The WormGazer™ experiment required disturbing the worms only three times over the time period while the manual lifespan required doing so every other day from day 7 onwards. No movement above the automated movement threshold was detected after day 22, whereas the manual method could detect smaller movements and response to prodding, and so lasted until day 40.

Overall, the two methods showed comparable results but with large differences in user effort and the amount of data captured. An AUC from days 2 to 7 showed the same significant result as a 40-day manual lifespan, which indicates that a 7-day healthspan can be used to detect lifespan extensions without requiring the work and time of a lifespan assay.

Testing alpha-ketoglutarate

Next, we tested alpha-ketoglutarate (αKG), a metabolic intermediate in the Krebs cycle shown to extend lifespan in C. elegans [27]. To understand the effect of αKG on ageing, we conducted an experiment to look for a concentration-dependent effect on healthspan from 0.5 to 8 mM, with 8 mM being the reported effective concentration. We found that 8 mM, in fact, significantly reduced worm movement while 0.5 mM and 2 mM had no effect (Fig. 4A).

Fig. 4

Alpha-ketoglutarate improves worm health. A Fraction moving of worms on alpha-ketoglutarate and its integration of the area under the curve (inset). n ≥ 180 worms, 6–8 Petri dishes per condition. B Fraction moving of a smaller concentration range, identifying two positive concentrations with integration of the AUC (inset). n ≥ 330 worms, 11–12 Petri dishes per condition. C Mean speed of all worms for the B experiment and integration of AUC (inset). D Fraction moving of a repeat for B, showing the same results with integration of AUC (inset). n ≥ 300 worms, 10–11 Petri dishes per condition. E Fraction moving of a smaller concentration range, identifying three positively effecting concentrations with integration of AUC (inset). n ≥ 150 worms, 5–9 Petri dishes per condition. * = p < 0.05, ** = p < 0.01, *** = p < 0.002, one-tailed test. Compound added to DM agar. Temperature-sensitive sterile glp-4 worms were used

We tightened the concentration range to 0.5 to 4 mM and used higher animal numbers, to find that 2 mM and 4 mM αKG significantly improved movement by 12.7% and 10.7%, respectively, in the first 7 days compared to control (p < 0.002, Fig. 4B).
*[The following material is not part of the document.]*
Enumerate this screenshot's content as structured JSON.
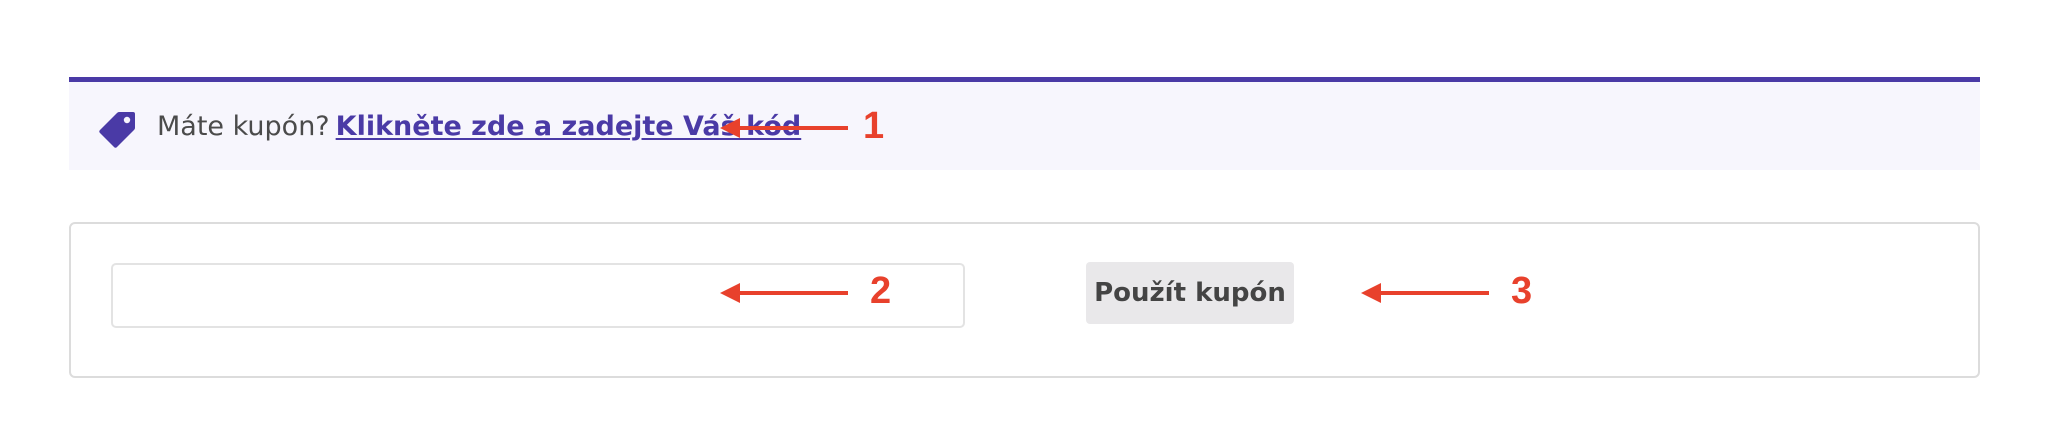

Furthermore, 4 mM improved the mean speed of all worms (Fig. 4C). The mean speed of moving worms for all experiments can be found in Supplementary Fig. S2. This finding was reproducible (Fig. 4D). An even smaller concentration range was then assayed to find that 3 mM and 5 mM αKG were also effective in improving movement (Fig. 4E). Overall, by using a 7-day automated monitoring experiment, we found αKG is effective in maintaining health across a small range of concentrations.